2.8. In zoverre is het middel dus eveneens tevergeefs voorgesteld.
2.9. Ook voor het overige kan het middel niet tot cassatie leiden. Dit behoeft, gezien art. 81 RO, geen nadere motivering nu het middel in zoverre niet noopt tot beantwoording van rechtsvragen in het belang van de rechtseenheid of de rechtsontwikkeling.

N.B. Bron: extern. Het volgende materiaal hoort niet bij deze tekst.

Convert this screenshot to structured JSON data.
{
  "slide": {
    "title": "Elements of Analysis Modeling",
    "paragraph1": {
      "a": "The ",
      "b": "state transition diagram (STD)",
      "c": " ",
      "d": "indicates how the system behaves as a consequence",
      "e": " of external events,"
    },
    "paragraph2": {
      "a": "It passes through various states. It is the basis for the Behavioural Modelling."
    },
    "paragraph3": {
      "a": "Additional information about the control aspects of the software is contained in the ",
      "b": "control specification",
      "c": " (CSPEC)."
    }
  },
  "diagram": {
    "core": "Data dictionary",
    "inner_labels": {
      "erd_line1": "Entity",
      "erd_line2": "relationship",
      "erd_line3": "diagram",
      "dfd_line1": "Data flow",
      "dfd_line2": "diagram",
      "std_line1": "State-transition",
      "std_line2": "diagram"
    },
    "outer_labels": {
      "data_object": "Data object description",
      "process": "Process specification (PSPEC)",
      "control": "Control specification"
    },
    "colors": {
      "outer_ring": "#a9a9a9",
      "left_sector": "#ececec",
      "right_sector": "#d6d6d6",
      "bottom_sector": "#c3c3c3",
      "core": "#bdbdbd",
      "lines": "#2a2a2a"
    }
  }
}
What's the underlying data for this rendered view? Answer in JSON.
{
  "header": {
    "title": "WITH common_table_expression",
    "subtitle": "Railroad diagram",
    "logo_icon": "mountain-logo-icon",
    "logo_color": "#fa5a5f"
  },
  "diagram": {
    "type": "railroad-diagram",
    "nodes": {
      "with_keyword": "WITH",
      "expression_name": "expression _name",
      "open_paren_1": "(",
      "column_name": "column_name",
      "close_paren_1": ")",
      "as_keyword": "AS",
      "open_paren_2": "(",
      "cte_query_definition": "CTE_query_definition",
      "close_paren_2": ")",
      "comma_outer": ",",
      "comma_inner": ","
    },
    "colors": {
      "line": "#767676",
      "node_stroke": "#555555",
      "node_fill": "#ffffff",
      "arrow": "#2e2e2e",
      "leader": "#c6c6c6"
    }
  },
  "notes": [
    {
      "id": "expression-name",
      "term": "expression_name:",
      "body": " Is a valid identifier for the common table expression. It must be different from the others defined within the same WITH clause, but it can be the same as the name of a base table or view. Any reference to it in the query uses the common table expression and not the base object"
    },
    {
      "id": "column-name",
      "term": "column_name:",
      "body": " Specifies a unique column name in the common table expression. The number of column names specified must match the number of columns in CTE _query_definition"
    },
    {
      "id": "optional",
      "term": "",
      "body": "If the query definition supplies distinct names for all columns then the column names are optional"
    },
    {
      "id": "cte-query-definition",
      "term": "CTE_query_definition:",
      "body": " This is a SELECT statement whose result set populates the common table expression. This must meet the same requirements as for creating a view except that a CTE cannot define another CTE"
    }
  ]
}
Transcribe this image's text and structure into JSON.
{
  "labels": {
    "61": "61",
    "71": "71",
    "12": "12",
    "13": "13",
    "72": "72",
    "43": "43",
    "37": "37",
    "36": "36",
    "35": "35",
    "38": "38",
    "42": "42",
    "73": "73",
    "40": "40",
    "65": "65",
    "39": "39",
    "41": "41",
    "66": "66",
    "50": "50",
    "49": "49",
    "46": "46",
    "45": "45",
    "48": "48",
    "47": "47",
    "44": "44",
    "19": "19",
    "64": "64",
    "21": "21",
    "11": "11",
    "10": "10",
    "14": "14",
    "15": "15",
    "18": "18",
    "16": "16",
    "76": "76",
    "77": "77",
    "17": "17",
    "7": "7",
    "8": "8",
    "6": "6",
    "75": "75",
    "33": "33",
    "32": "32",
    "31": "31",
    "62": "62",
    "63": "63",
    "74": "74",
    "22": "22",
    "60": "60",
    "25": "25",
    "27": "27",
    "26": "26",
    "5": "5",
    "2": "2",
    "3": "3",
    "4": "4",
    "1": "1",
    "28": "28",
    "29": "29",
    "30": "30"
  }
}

3. Ambtshalve beoordeling van de bestreden uitspraak
De Hoge Raad doet uitspraak nadat meer dan twee jaren zijn verstreken na het instellen van het cassatieberoep. Dat brengt mee dat de redelijke termijn als bedoeld in art. 6, eerste lid, EVRM is overschreden. Dit moet leiden tot vermindering van de aan de verdachte opgelegde gevangenisstraf van 24 maanden.
4. Slotsom
Nu het middel niet tot cassatie kan leiden, terwijl de Hoge Raad geen andere dan de hiervoor onder 3 genoemde grond aanwezig oordeelt waarop de bestreden uitspraak ambtshalve zou behoren te worden vernietigd, brengt hetgeen hiervoor is overwogen mee dat als volgt moet worden beslist.
5. Beslissing
De Hoge Raad:
vernietigt de bestreden uitspraak, maar uitsluitend wat betreft de duur van de opgelegde gevangenisstraf;
vermindert deze in die zin dat deze 22 maanden maanden beloopt;
verwerpt het beroep voor het overige.
Dit arrest is gewezen door de vice-president F.H. Koster als voorzitter, en de raadsheren B.C. de Savornin Lohman en M.A. Loth, in bijzijn van de griffier S.P. Bakker, en uitgesproken op 12 januari 2010.